Discovery of a 3D Genomic Loop Boosts Yield and Sustainability in Rice Cultivation

A team of Chinese scientists has uncovered a hidden 3D structure in rice DNA that allows the crop to grow more grain while using less nitrogen fertilizer. The finding, published in Nature Genetics by researchers from the Chinese Academy of Sciences (CAS) on Oct. 29, could guide the next "green revolution" toward higher yields and more sustainable farming.

The study reveals that a looping section of DNA-a "chromatin loop"-controls the activity of a gene called RCN2, which governs how rice plants form their grain-bearing branches. Adjusting this loop boosted both yield and nitrogen use efficiency (NUE), two traits that normally conflict with each other.

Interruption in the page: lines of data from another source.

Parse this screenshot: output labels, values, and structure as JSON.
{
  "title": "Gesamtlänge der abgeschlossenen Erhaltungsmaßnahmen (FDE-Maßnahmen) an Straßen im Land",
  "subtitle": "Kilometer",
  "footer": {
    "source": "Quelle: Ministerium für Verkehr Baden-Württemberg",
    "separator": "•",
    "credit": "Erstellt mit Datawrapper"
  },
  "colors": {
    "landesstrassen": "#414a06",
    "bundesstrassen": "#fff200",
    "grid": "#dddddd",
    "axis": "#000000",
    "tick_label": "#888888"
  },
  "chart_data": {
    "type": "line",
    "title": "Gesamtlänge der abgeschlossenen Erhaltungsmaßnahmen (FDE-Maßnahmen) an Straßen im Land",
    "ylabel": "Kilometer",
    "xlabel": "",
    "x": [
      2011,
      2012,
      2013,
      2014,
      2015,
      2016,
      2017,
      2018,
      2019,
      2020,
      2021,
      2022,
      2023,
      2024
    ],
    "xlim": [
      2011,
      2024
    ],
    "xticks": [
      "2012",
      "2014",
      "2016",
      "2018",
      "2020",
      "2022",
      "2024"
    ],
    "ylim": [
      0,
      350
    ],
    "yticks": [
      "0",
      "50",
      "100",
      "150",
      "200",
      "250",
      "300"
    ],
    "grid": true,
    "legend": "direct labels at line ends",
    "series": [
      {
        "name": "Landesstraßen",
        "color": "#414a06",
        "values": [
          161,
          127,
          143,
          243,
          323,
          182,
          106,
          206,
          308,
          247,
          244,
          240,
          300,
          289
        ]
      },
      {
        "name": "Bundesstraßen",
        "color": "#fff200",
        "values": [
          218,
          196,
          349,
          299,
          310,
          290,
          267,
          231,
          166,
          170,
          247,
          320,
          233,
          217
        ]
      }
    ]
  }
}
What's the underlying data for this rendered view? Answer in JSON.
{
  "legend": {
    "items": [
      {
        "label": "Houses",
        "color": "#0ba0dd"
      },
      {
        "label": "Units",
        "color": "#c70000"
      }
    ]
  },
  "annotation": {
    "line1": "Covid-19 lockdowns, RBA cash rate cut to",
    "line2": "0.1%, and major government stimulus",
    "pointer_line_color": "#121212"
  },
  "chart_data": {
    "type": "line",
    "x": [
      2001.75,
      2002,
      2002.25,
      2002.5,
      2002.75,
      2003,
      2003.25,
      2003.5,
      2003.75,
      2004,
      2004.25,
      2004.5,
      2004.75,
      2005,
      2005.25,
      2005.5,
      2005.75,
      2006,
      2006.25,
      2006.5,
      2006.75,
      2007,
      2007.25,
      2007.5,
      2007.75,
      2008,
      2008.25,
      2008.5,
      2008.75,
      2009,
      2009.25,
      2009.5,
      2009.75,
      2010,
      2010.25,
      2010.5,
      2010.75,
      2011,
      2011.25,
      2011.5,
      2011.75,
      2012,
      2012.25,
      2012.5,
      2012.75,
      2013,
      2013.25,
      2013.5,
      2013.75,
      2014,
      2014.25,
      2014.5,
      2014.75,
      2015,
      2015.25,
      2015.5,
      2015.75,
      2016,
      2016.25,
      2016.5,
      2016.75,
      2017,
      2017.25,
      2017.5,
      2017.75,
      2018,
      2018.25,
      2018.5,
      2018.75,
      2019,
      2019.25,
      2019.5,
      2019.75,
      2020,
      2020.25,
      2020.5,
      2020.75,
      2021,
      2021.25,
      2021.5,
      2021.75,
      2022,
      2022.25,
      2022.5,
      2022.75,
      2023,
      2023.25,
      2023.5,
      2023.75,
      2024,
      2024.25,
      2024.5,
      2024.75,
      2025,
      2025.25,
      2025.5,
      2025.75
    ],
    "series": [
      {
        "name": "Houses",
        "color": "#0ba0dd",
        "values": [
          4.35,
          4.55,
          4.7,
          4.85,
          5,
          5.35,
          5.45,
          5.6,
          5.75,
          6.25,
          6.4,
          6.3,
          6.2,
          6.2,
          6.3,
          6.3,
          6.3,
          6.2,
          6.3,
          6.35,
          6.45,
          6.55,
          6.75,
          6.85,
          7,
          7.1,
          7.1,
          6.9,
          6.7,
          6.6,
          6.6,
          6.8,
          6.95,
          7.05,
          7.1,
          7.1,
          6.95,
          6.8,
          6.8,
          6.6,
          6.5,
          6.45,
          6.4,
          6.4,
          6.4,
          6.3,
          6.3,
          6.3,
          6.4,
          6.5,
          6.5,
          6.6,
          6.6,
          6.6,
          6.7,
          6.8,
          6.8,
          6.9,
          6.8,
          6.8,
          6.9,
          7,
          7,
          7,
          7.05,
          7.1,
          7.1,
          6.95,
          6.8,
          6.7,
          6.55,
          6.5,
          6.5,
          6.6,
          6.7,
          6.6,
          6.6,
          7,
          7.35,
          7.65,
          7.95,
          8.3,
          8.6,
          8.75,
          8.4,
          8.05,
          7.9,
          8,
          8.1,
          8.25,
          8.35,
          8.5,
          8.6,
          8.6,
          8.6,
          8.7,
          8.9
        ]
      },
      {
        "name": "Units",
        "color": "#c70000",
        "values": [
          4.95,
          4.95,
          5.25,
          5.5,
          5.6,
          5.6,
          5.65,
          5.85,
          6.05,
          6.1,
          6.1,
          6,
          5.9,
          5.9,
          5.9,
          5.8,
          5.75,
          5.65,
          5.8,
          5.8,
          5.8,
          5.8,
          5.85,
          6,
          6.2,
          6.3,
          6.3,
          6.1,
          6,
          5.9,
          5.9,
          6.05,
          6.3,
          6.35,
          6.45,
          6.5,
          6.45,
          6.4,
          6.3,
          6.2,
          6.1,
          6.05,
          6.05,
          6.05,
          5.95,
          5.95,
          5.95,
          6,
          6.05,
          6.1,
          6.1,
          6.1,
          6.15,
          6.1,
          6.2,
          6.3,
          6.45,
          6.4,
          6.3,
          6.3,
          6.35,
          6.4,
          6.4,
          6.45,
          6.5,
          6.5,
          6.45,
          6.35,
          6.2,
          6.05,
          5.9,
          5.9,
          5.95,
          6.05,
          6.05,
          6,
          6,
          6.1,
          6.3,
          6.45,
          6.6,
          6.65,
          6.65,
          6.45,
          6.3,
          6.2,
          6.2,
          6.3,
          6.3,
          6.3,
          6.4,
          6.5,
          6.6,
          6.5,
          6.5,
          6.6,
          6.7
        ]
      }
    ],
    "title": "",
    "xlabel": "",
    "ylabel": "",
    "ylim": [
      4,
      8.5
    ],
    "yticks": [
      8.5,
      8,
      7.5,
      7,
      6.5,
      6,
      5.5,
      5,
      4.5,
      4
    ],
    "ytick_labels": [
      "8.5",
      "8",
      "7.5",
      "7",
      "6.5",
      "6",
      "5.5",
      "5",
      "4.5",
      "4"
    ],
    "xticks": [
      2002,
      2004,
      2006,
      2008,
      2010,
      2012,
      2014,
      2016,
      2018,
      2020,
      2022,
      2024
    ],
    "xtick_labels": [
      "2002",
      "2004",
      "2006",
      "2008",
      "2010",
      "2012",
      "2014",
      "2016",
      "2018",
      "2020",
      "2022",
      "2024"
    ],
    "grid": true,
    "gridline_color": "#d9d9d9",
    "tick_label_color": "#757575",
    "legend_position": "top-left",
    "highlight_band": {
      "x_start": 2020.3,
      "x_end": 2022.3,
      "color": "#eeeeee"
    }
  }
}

According to Prof. FU Xiangdong from the Institute of Genetics and Developmental Biology of CAS, who led the team, boosting crop yields depends on strengthening both the "source" and the "sink" within a plant. The source refers to tissues such as leaves that produce and release sugars through photosynthesis, while the sink includes the growing parts-grains, panicles, young leaves, stems, roots, and fruits-that store or consume those sugars. Improving both sides of this system simultaneously is essential for increasing yield and NUE.

To uncover how this coordination occurs, the researchers identified a major genetic region, or quantitative trait locus, called qINCA2. This locus influences photosynthesis, nitrogen assimilation, and grain number-three core traits for productivity. Within this region, the researchers pinpointed a single nucleotide polymorphism (SNP) located 8,765 base pairs upstream of a gene known as RCN2, which plays a key role in how rice forms its grain-bearing branches, or inflorescences.

That tiny DNA change dramatically increased RCN2 activity. The RCN2 protein then altered how two other molecules-OsSPL14 and DELLA-interact. By loosening their bond, RCN2 effectively freed the OsSPL14 transcription factor to switch on genes responsible for carbon–nitrogen metabolism and panicle development. This chain reaction allowed rice plants to produce more grains and use nitrogen more efficiently-two goals that typically trade off against each other.

The team then turned to a deeper question: How does the SNP trigger such a strong effect on gene expression? Their investigation revealed that the region containing the SNP also carries a series of tandem DNA repeats-CCCTC motifs-known in animals to anchor 3D loops in chromatin, the tightly packed form of DNA. In mammals, such loops are controlled by a protein called CTCF, but no plant equivalent had ever been confirmed.

FU's group identified OsYY1 as the first plant protein to act in this way. OsYY1 binds to the CCCTC-rich DNA sequences near RCN2 and promotes the extrusion of chromatin loops, reshaping the three-dimensional architecture of the genome. This looping mechanism determines whether RCN2 is turned on or off by bringing distant control elements into contact with its promoter region.

By precisely editing these regulatory DNA sequences, the researchers were able to fine-tune chromatin looping at the RCN2 site. The result was enhanced flow of carbon compounds from source tissues to developing grains-the sink-leading to higher harvest index (HI), greater yield, and stronger NUE, even under low-nitrogen conditions.

This discovery introduces chromatin loop extrusion as a new mechanism for crop improvement. Beyond its immediate implications for rice, it opens the door to next-generation breeding strategies that could help feed a growing global population with fewer environmental costs.